Ces derniers mots furent prononcés d’un ton de plaisanterie et de légèreté qui rappelait la femme élégante et moqueuse. D’Arthez était abasourdi. À ses yeux, les gens que les tribunaux envoient au Bagne, qui pour avoir tué, qui pour avoir volé avec des circonstances aggravantes, qui pour s’être trompés de nom sur un billet, étaient de petits saints, comparés aux gens du monde. Cette atroce élégie, forgée dans l’arsenal du mensonge et trempée aux eaux du Styx parisien, avait été dite avec l’accent inimitable du vrai. L’écrivain contempla pendant un moment cette femme adorable, plongée dans son fauteuil, et dont les deux mains pendaient aux deux bras du fauteuil, comme deux gouttes de rosée à la marge d’une fleur, accablée par cette révélation, abîmée en paraissant avoir ressenti toutes les douleurs de sa vie à les dire, enfin un ange de mélancolie.
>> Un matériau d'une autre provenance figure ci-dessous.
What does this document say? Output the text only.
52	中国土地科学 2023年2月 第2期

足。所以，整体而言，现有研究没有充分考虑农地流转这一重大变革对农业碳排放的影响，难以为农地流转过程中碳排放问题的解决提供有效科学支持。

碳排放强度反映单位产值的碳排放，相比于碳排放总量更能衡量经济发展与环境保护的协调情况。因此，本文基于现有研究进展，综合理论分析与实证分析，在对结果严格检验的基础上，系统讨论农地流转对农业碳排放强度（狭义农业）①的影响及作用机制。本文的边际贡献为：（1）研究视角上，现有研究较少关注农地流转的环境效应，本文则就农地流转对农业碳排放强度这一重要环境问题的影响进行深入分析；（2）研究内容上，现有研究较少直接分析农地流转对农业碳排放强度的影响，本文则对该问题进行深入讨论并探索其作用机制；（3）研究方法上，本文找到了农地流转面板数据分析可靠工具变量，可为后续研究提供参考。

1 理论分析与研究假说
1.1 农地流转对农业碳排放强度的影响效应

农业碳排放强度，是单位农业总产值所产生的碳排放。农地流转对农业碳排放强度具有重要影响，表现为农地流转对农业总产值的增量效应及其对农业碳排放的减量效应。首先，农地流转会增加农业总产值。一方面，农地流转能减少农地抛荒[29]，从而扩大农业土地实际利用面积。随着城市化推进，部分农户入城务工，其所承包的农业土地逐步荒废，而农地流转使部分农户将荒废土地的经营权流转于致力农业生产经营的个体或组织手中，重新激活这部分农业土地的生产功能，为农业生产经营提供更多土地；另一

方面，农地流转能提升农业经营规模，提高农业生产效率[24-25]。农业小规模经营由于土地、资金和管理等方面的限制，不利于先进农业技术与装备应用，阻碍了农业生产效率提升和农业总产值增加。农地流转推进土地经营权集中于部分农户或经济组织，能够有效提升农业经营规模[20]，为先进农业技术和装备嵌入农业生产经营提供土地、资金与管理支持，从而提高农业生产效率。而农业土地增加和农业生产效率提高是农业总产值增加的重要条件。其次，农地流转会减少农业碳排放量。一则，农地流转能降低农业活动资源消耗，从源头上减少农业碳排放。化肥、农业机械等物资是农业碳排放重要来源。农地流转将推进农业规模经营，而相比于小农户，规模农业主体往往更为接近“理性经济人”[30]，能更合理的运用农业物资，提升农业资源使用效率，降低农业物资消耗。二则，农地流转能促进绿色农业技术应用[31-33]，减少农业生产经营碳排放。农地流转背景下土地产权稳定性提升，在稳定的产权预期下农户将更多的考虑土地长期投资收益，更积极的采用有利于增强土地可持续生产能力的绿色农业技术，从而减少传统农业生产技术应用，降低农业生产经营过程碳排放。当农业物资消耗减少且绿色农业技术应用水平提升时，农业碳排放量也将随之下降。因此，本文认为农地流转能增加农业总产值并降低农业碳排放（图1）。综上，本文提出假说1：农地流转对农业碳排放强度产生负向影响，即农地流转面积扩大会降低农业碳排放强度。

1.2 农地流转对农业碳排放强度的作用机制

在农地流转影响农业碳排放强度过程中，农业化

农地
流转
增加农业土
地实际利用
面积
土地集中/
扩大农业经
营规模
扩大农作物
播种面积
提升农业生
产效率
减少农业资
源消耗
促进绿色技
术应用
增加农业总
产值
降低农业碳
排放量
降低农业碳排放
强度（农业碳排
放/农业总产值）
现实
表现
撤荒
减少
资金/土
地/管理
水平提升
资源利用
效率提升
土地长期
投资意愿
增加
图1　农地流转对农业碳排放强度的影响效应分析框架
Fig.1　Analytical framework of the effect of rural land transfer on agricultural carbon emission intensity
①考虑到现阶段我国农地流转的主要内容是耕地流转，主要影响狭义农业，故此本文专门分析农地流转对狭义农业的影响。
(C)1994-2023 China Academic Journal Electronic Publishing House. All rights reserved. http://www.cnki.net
— Et jugez, fit-elle en se redressant par un soubresaut et levant une de ses mains et lançant des éclairs par les yeux où vingt soi-disant chastes années flambaient, jugez quelle impression dut faire sur moi l’amour de votre ami ; mais par une atroce raillerie du sort… ou Dieu peut-être… car alors, je l’avoue, un homme, mais un homme digne de moi, m’eût trouvée faible, tant j’avais soif de bonheur ! Eh ! bien, il est mort, et mort en sauvant la vie à qui ?… à monsieur de Cadignan ! Étonnez-vous de me trouver rêveuse…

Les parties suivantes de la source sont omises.